Она так легко могла ответить Роксане на любовь. Трудно было преодолеть искушение заставить замолчать приказывающие двигаться дальше голоса. Роксана была единственной женщиной, которой она настолько увлеклась, что позволила этому увлечению дойти до постели, а не просто до слезливых разговоров. Она не была явно привлекательной — крепкая блондинка, по внешнему виду и манерам тип, названный Генри Джеймсом коровьим. Тем не менее, в ней была этакая фламандская сексуальность, отчасти связанная с прокуренным, небрежным акцентом — когда она говорила по-английски, а частично с ее невозмутимым приятием абсолютно всего, что не причиняло страданий. Ее политические взгляды были радикальными, но она оставила радикалов только потому, что они отвергали отказ от насилия, а она хотела быть с людьми, которые умели делать свое дело. Она добывала средства на существование в Брюсселе в качестве парламентского журналиста. Она была естественным квакером — беженка от пост-лютеранского атеизма своих родителей — и взяла Морвенну под крыло год назад, когда та впервые ввалилась на собрание по адресу Площадь Амбиорикс 50, почти в кататонии из-за недостатка сна и по виду как чумазая бомжиха. У Роксаны была милая квартирка — которую она снимала через третьи, если не четвертые руки — в невосстановленном доме 1880-х годов между рынком Шранмаркт и каналом и бездонный, как тепло ее сердца холодильник.

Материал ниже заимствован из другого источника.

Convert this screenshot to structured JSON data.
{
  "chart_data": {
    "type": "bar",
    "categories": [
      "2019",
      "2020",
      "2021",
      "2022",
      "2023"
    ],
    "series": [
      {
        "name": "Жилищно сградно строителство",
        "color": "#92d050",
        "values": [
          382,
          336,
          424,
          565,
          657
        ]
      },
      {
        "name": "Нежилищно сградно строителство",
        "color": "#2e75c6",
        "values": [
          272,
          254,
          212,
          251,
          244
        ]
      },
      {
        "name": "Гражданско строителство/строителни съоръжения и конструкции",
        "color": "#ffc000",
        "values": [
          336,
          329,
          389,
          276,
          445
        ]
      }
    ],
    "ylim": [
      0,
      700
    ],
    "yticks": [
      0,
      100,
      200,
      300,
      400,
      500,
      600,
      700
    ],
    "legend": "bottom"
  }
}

То, что они оставались вместе дольше, чем Морвенне удавалось пробыть с любым мужчиной, было связано не столько с неподтвержденным лесбианством, сколько с тем, что Роксана никогда не насиловала ее, не накачивала наркотиками, не воровала у нее одежду или стихи и не бросала ее в общественном месте без гроша в кармане, лопочущую что-то невнятное. Морвенна не считала себя лесбиянкой, она вообще никем себя не считала. Секс с кем бы то ни было, как правило, подавлял ее и ввергал в панику, но, по крайней мере, с мужчинами, ничего не требовалось отдавать назад. Роксане же, о Боже! — нужна была обратная связь, подтверждение, нечто большее, чем дружеское биение сердца рядом и простое тепло тела.

Она не сделала ошибку, пытаясь заставить Морвенну обратиться к врачу — ей нравилось пиво, а посему она знала все о самолечении и уважала ее выбор — но через один из полезных контактов среди своих бельгийских бывших, она нашла работу, которая могла бы подойти Морвенне, работу стимулирующую, причем — в восхитительном одиночестве, в архиве ботанического искусства. Работа означала регулярные деньги, уверенность в будущем, налоги, но требовалось каким-то образом отыскать то, что Морвенна называла своим условным страховым номером.

— Вот смотри, — сказала Роксана, характерно опустив уголки рта вниз, — архивисты — народ навряд ли нормальный, но все равно это станет своего рода пропуском в мир нормальных людей, не так ли?

Никакого давления не было; на решение давалось целых две недели. Это было больше, чем Морвенна заслуживала. После ухода из университета, ее резюме состояло исключительно из работ официанткой и горничной, и однажды она складывала рубашки в прачечной.

Она вновь подняла глаза. И вновь Роксана, почувствовав на себе ее взгляд, тут же вернула его и одарила интимной улыбкой, с почти сомкнутыми губами. На сей раз Морвенна выдержала все, улыбнулась в ответ, а затем с усилием отвела глаза в сторону открытого окна и вида на деревья. На остановке возле входа в их здание, автобус с шипением и глухим стуком резины закрыл двери. Она почувствовала слишком хорошо знакомое накатывающее чувство тошноты в животе. Уже несколько дней это ощущение изводило ее, будто что-то ожидало рождения.

Она наскоро в уме пробежалась по квартире Роксаны. Там не было ничего жизненно важного, чего она не могла бы оставить. Поскольку у нее не было другого удостоверения личности, она всегда носила с собой паспорт. В кошельке лежали скудные остатки денег, полученных за открытку ко дню рождения. На ногах у нее была более крепкая пара обуви из двух имеющихся, а теплое замшевое пальто она надела потому, что утро выдалось холодное. Денег на поезд на далекое расстояние ей бы не хватило, но их было более чем достаточно, чтобы выставить завтрак любому водителю грузовика, который согласится подвезти ее.